NBAF Proposed Research

The following diseases have currently been defined by the Department of Homeland Security and the U.S. Department of Agriculture (USDA) for study at the National Bio and Agro-Defense Facility (NBAF):

  • Foot and Mouth Disease (FMD). Viral disease of domestic and wild cloven-hoofed animals; acute disease characterized by fever, lameness, and vesicular lesions on the feet, tongue, mouth and teats; FMD is considered to be one of the most contagious, infectious diseases known; cost estimates of an introduction of FMD in the U.S. are more than $37 billion.
  • Classical Swine Fever (CSF). Wild and domestic swine are the only known natural reservoir; widespread throughout the world and has the potential to cause devastating epidemics, particularly in countries free of the disease; any outbreak of CSF would have serious consequences for domestic and international trade of swine and swine products; improved countermeasures are needed.

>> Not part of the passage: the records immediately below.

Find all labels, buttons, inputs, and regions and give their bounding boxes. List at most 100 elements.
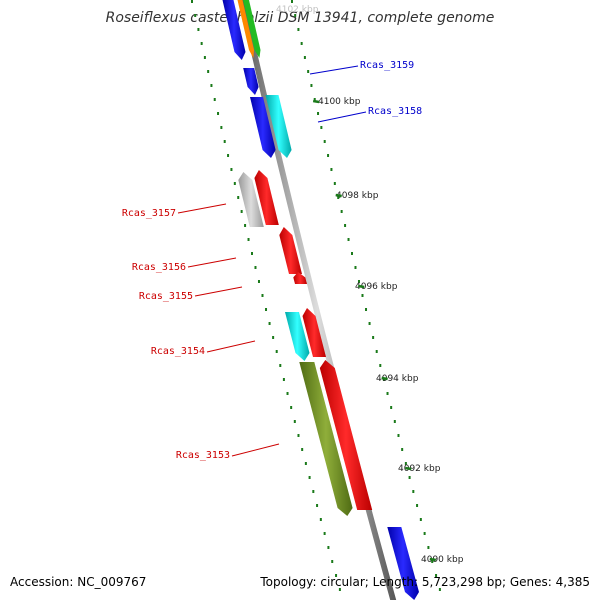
dot-track-mark-left [210, 84, 213, 87]
dot-track-mark-left [301, 448, 304, 451]
dot-track-mark-left [203, 56, 206, 59]
dot-track-mark-left [207, 70, 210, 73]
dot-track-mark-left [323, 532, 326, 535]
dot-track-mark-left [282, 378, 285, 381]
gene-arrow-rcas3154-rna[interactable] [285, 312, 310, 361]
dot-track-mark-left [265, 308, 268, 311]
callout-line-rcas3159 [309, 65, 359, 75]
gene-arrow-rcas3153-olive[interactable] [299, 362, 353, 516]
gene-label-rcas3153[interactable]: Rcas_3153 [176, 450, 230, 461]
dot-track-mark-left [275, 350, 278, 353]
dot-track-mark-right [291, 0, 293, 3]
callout-lines [177, 65, 367, 457]
gene-arrow-rcas3157[interactable] [254, 170, 279, 225]
gene-label-rcas3154[interactable]: Rcas_3154 [151, 346, 205, 357]
dot-track-mark-right [337, 196, 340, 199]
dot-track-mark-left [213, 98, 216, 101]
gene-arrow-bottom-blue[interactable] [387, 527, 419, 600]
dot-track-mark-right [386, 392, 389, 395]
major-tick-mark [429, 557, 436, 562]
dot-track-mark-right [340, 210, 343, 213]
dot-track-layer [191, 0, 441, 591]
dot-track-mark-left [335, 574, 338, 577]
gene-label-rcas3157[interactable]: Rcas_3157 [122, 208, 176, 219]
dot-track-mark-left [237, 196, 240, 199]
dot-track-mark-left [327, 546, 330, 549]
dot-track-mark-left [191, 0, 193, 3]
dot-track-mark-left [338, 588, 341, 591]
genome-summary-text: Topology: circular; Length: 5,723,298 bp… [259, 575, 590, 589]
gene-label-rcas3156[interactable]: Rcas_3156 [132, 262, 186, 273]
dot-track-mark-left [279, 364, 282, 367]
dot-track-mark-right [375, 350, 378, 353]
dot-track-mark-left [247, 238, 250, 241]
dot-track-mark-right [307, 70, 310, 73]
dot-track-mark-right [300, 42, 303, 45]
dot-track-mark-right [393, 420, 396, 423]
dot-track-mark-left [297, 434, 300, 437]
gene-label-rcas3159[interactable]: Rcas_3159 [360, 60, 414, 71]
dot-track-mark-right [431, 560, 434, 563]
major-tick-mark [381, 376, 388, 381]
dot-track-mark-right [401, 448, 404, 451]
dot-track-mark-left [257, 280, 260, 283]
dot-track-mark-left [272, 336, 275, 339]
dot-track-mark-right [408, 476, 411, 479]
gene-label-rcas3155[interactable]: Rcas_3155 [139, 291, 193, 302]
gene-arrow-rcas3159[interactable] [243, 68, 259, 95]
dot-track-mark-right [354, 266, 357, 269]
gene-features [222, 0, 419, 600]
map-title: Roseiflexus castenholzii DSM 13941, comp… [106, 10, 495, 26]
dot-track-mark-right [294, 14, 297, 17]
dot-track-mark-left [316, 504, 319, 507]
dot-track-mark-left [227, 154, 230, 157]
gene-arrow-rcas3158[interactable] [265, 95, 292, 158]
dot-track-mark-right [333, 182, 336, 185]
dot-track-mark-right [344, 224, 347, 227]
gene-arrow-rcas3154[interactable] [302, 308, 327, 357]
dot-track-mark-right [438, 588, 441, 591]
callout-line-rcas3153 [231, 443, 280, 457]
dot-track-mark-left [319, 518, 322, 521]
dot-track-mark-left [308, 476, 311, 479]
gene-arrow-rcas3155[interactable] [293, 272, 307, 284]
callout-line-rcas3155 [194, 286, 243, 297]
callout-line-rcas3156 [187, 257, 237, 268]
gene-arrow-top-blue[interactable] [222, 0, 246, 60]
tick-label: 4096 kbp [355, 282, 398, 292]
dot-track-mark-left [261, 294, 264, 297]
dot-track-mark-right [379, 364, 382, 367]
gene-arrow-rcas3157-pseudo[interactable] [238, 172, 264, 227]
dot-track-mark-left [250, 252, 253, 255]
dot-track-mark-left [217, 112, 220, 115]
dot-track-mark-left [290, 406, 293, 409]
tick-label: 4090 kbp [421, 555, 464, 565]
tick-label: 4098 kbp [336, 191, 379, 201]
dot-track-mark-left [331, 560, 334, 563]
gene-arrow-rcas3156[interactable] [279, 227, 302, 274]
dot-track-mark-right [347, 238, 350, 241]
gene-arrow-green[interactable] [243, 0, 261, 58]
gene-label-rcas3158[interactable]: Rcas_3158 [368, 106, 422, 117]
dot-track-mark-left [223, 140, 226, 143]
gene-arrow-orange[interactable] [237, 0, 255, 58]
dot-track-mark-right [416, 504, 419, 507]
dot-track-mark-right [303, 56, 306, 59]
dot-track-mark-right [317, 112, 320, 115]
dot-track-mark-left [240, 210, 243, 213]
major-tick-mark [335, 193, 342, 198]
dot-track-mark-right [368, 322, 371, 325]
dot-track-mark-right [423, 532, 426, 535]
gene-arrow-rcas3153[interactable] [319, 360, 373, 510]
dot-track-mark-left [254, 266, 257, 269]
dot-track-mark-right [372, 336, 375, 339]
dot-track-mark-right [313, 98, 316, 101]
accession-text: Accession: NC_009767 [10, 575, 146, 589]
major-tick-mark [358, 284, 365, 289]
dot-track-mark-right [390, 406, 393, 409]
dot-track-mark-right [404, 462, 407, 465]
dot-track-mark-left [286, 392, 289, 395]
dot-track-mark-right [435, 574, 438, 577]
tick-label: 4094 kbp [376, 374, 419, 384]
gene-arrow-blue[interactable] [250, 97, 276, 158]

  • African Swine Fever (ASF). Infected animals have high mortality rates; effective countermeasures are not available for infected animals; no vaccines are available to prevent infection; no treatment exists for ASF and countermeasures need improvements.

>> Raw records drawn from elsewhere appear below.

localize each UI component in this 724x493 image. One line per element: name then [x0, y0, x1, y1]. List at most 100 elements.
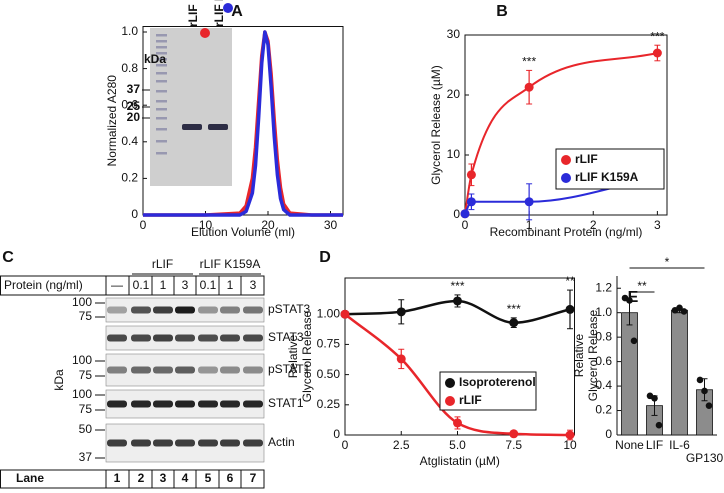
blot-band: [131, 400, 151, 408]
group-label: rLIF: [152, 257, 173, 271]
legend-label: rLIF: [459, 393, 482, 407]
significance: *: [665, 255, 670, 269]
data-point: [460, 209, 470, 219]
x-tick-label: 2.5: [393, 438, 410, 452]
bar: [671, 309, 688, 436]
gel-marker-label: 20: [127, 110, 141, 124]
panel-letter: C: [2, 249, 14, 266]
gel-marker-label: 37: [127, 82, 141, 96]
marker-label: 75: [79, 368, 93, 382]
concentration: 3: [250, 278, 257, 292]
significance: ***: [650, 29, 664, 43]
data-point: [466, 197, 476, 207]
blot-band: [198, 306, 218, 314]
replicate-point: [696, 376, 704, 384]
blot-band: [107, 334, 127, 342]
x-tick-label: 30: [324, 218, 338, 232]
lane-color-dot: [200, 28, 210, 38]
data-point: [509, 429, 519, 439]
legend-swatch: [445, 378, 455, 388]
blot-band: [153, 439, 173, 447]
ladder-band: [156, 117, 167, 120]
significance: **: [565, 274, 575, 288]
replicate-point: [676, 304, 683, 312]
blot-band: [175, 400, 195, 408]
concentration: 3: [182, 278, 189, 292]
y-axis-label: Normalized A280: [105, 75, 119, 167]
bar: [621, 312, 638, 436]
header-row: [0, 275, 265, 296]
y-tick-label: 0.4: [121, 134, 138, 148]
blot-band: [175, 366, 195, 374]
ladder-band: [156, 108, 167, 111]
lane-row: [0, 469, 265, 489]
replicate-point: [680, 308, 688, 315]
significance: ***: [522, 55, 536, 69]
ladder-band: [156, 58, 167, 61]
y-tick-label: 1.0: [595, 305, 612, 319]
y-tick-label: 0: [333, 427, 340, 441]
ladder-band: [156, 100, 167, 103]
blot-band: [175, 306, 195, 314]
ladder-band: [156, 90, 167, 93]
gel-band: [208, 124, 228, 130]
y-tick-label: 1.00: [317, 306, 341, 320]
panel-letter: E: [628, 289, 639, 306]
y-tick-label: 0.25: [317, 397, 341, 411]
x-axis-label: Atglistatin (µM): [420, 454, 500, 468]
ladder-band: [156, 52, 167, 55]
replicate-point: [655, 421, 663, 429]
data-point: [453, 296, 462, 306]
y-tick-label: 1.0: [121, 24, 138, 38]
series-line: [143, 30, 343, 217]
significance: ***: [450, 279, 464, 293]
x-axis-label: Elution Volume (ml): [191, 225, 295, 239]
blot-band: [175, 439, 195, 447]
blot-band: [198, 400, 218, 408]
x-tick-label: 2: [590, 218, 597, 232]
legend-label: rLIF K159A: [575, 170, 639, 184]
row-label: STAT3: [268, 330, 304, 344]
y-axis-label: Glycerol Release: [586, 309, 600, 401]
marker-label: 100: [72, 353, 92, 367]
header-label: Protein (ng/ml): [4, 278, 83, 292]
ladder-band: [156, 34, 167, 37]
row-label: pSTAT3: [268, 302, 311, 316]
y-tick-label: 0.6: [121, 97, 138, 111]
data-point: [524, 82, 534, 92]
blot-band: [220, 439, 240, 447]
x-tick-label: 10: [563, 438, 577, 452]
ladder-band: [156, 64, 167, 67]
y-axis-label: Glycerol Release (µM): [429, 65, 443, 185]
y-tick-label: 0.8: [595, 329, 612, 343]
series-line: [464, 52, 658, 214]
blot-band: [220, 306, 240, 314]
legend-swatch: [561, 155, 571, 165]
gel-lane-label: rLIF K159A: [212, 0, 226, 27]
x-tick-label: None: [615, 438, 644, 452]
y-tick-label: 0: [453, 207, 460, 221]
blot-band: [153, 306, 173, 314]
significance: **: [637, 279, 647, 293]
x-tick-label: LIF: [646, 438, 663, 452]
blot-band: [131, 334, 151, 342]
concentration: 1: [227, 278, 234, 292]
row-label: STAT1: [268, 396, 304, 410]
lane-color-dot: [223, 3, 233, 13]
replicate-point: [626, 297, 633, 304]
blot-band: [243, 306, 263, 314]
blot-band: [107, 439, 127, 447]
blot-band: [243, 366, 263, 374]
x-tick-label: 1: [526, 218, 533, 232]
x-tick-label: 0: [462, 218, 469, 232]
lane-number: 2: [138, 471, 145, 485]
y-tick-label: 0: [605, 427, 612, 441]
blot-band: [107, 306, 127, 314]
plot-frame: [464, 34, 668, 216]
marker-label: 75: [79, 402, 93, 416]
ladder-band: [156, 140, 167, 143]
y-tick-label: 0.4: [595, 378, 612, 392]
legend-box: [555, 148, 665, 190]
x-axis-label: Recombinant Protein (ng/ml): [490, 225, 643, 239]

  • Rift Valley Fever (RVF). Virus affects human beings and cloven-hoofed animals (sheep, goats, cattle, camels, buffalo and deer); suitable countermeasures to respond in the U.S. do not exist; risk for establishment of endemic disease; ranked as a major disease of concern with USDA, DHS, and other stakeholders.
  • Contagious Bovine Pleuropneumonia (CBPP). Caused by an infective microorganism (Mycoplasma mycoides); primarily affects cattle including European-bred cattle and Zebu; a related form can affect goats; may survive for days in the environment; no treatment available.
  • Japanese Encephalitis (JE) Virus. Similar to St. Louis encephalitis virus; JE virus is amplified in the blood of domestic pigs and wild birds; the virus can infect humans, most domestic animals, birds, bats, snakes and frogs.
  • Nipah Virus. Virus was discovered in 1999; causes disease in swine and in humans through contact with infectious animals; mode of transmission between animals and from animals to humans is uncertain (appears to require close contact with infected tissues or body fluids); caused respiratory disease and encephalitis in people in Malaysia and Singapore; no drug therapies have yet been proven to be effective in treating Nipah infection; no countermeasures exist.
  • Hendra Virus. Formerly called equine morbillivirus; first isolated in 1994; the natural reservoir for Hendra virus is still under investigation; human beings and equines seem to be predominately affected; caused respiratory and neurological disease in horses and humans in Australia. The NBAF research mission will be based on current pathogen and disease risk assessments, subject to change as threats and risk assessments change.

The NBAF research mission will be based on current pathogen and disease risk assessments, subject to modification as threats and risk assessments change.